In the structural equation model, the construct of mental health was an important mediator to the outcome. A poor mental health condition of heroin users on the whole reduced family functioning, which turn into raising MA use in their own. Two remarkable indicators related to the mental health impairment including longer duration of heroin use and concurrent MDMA and/or cannabis use. As shown above, MDMA and/or cannabis use not only directly influenced MA use, but also affected indirectly through mental health. In contrast, depression and psychiatric conditions have been influenced by ATS use as well as MA in particular [9,10,34]. As such, the downward spiral of polydrug use including MA use and mental health conditions has been shown the need of more effective interventions targeting PWID in which family factors may play a critical role.
Our study has some limitations of interest.
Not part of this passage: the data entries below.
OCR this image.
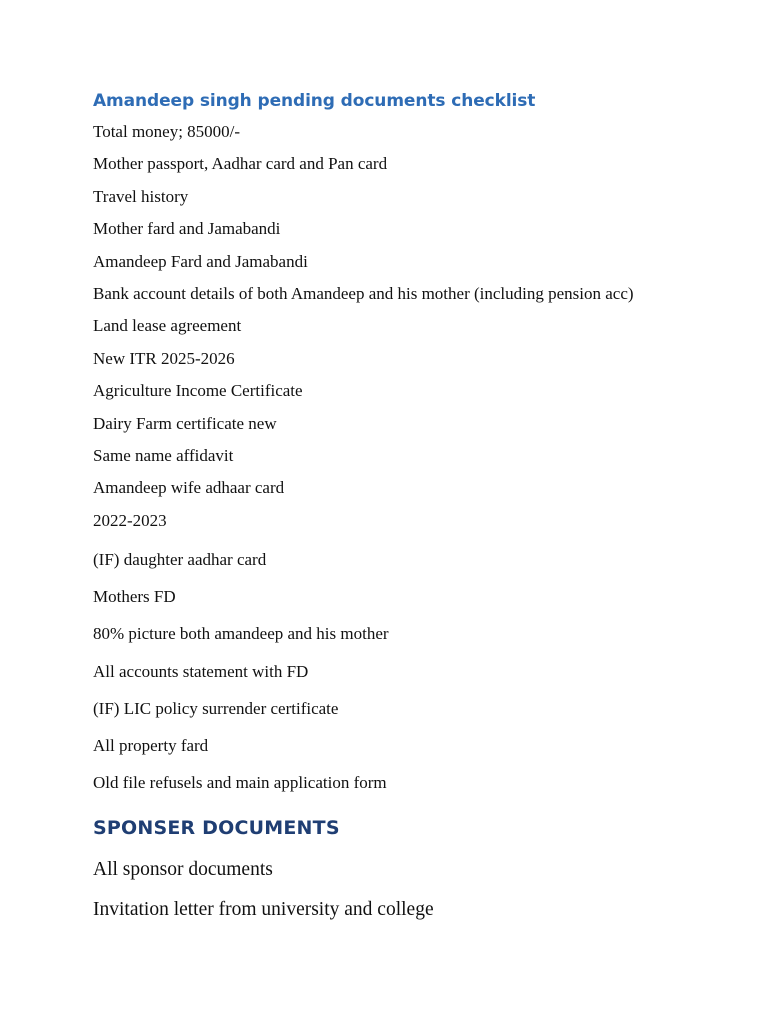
Amandeep singh pending documents checklist
Total money; 85000/-
Mother passport, Aadhar card and Pan card
Travel history
Mother fard and Jamabandi
Amandeep Fard and Jamabandi
Bank account details of both Amandeep and his mother (including pension acc)
Land lease agreement
New ITR 2025-2026
Agriculture Income Certificate
Dairy Farm certificate new
Same name affidavit
Amandeep wife adhaar card
2022-2023
(IF) daughter aadhar card
Mothers FD
80% picture both amandeep and his mother
All accounts statement with FD
(IF) LIC policy surrender certificate
All property fard
Old file refusels and main application form
SPONSER DOCUMENTS
All sponsor documents
Invitation letter from university and college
First, the cross-sectional study could not ascertain an interfere relationship between covariates with MA use. Secondly, our study only focused on males who inject heroin, thus it could not determine the role of sex/gender and gender-related aspects towards MA use. Despite these limitations, our sample was recruited via both referral chain and MMT clinical settings, with about half of participants currently on methadone treatment, our study therefore might have a broader generalization for people who inject heroin. Besides, this study provided a preliminary model of MA use among heroin injectors in Hanoi, a typical metropolitan in Vietnam, as well as suggested the important roles of family factors in similar settings within other Vietnamese cities.
Conclusion
This study indicated the importance of intensive comprehension of modeling influencing MA use which consists of not only individual direct factors but also familial indirect aspects. We found poor mental health conditions and longer history of heroin use as well as current use MDMA and/or cannabis were independently associated with the higher likelihood of MA use. In contrast, the more cohesive interactions within family functioning have made a significant contribution on decreasing MA use among PWID. Furthermore, family functioning has also considered being a promising factor to interrupt the spiral of polydrug use and mental health among PWID. In conclusion, the role of family functioning and preliminary results from our comprehensive model suggested the need of multifaceted interventions in the future with the center of family-level factors.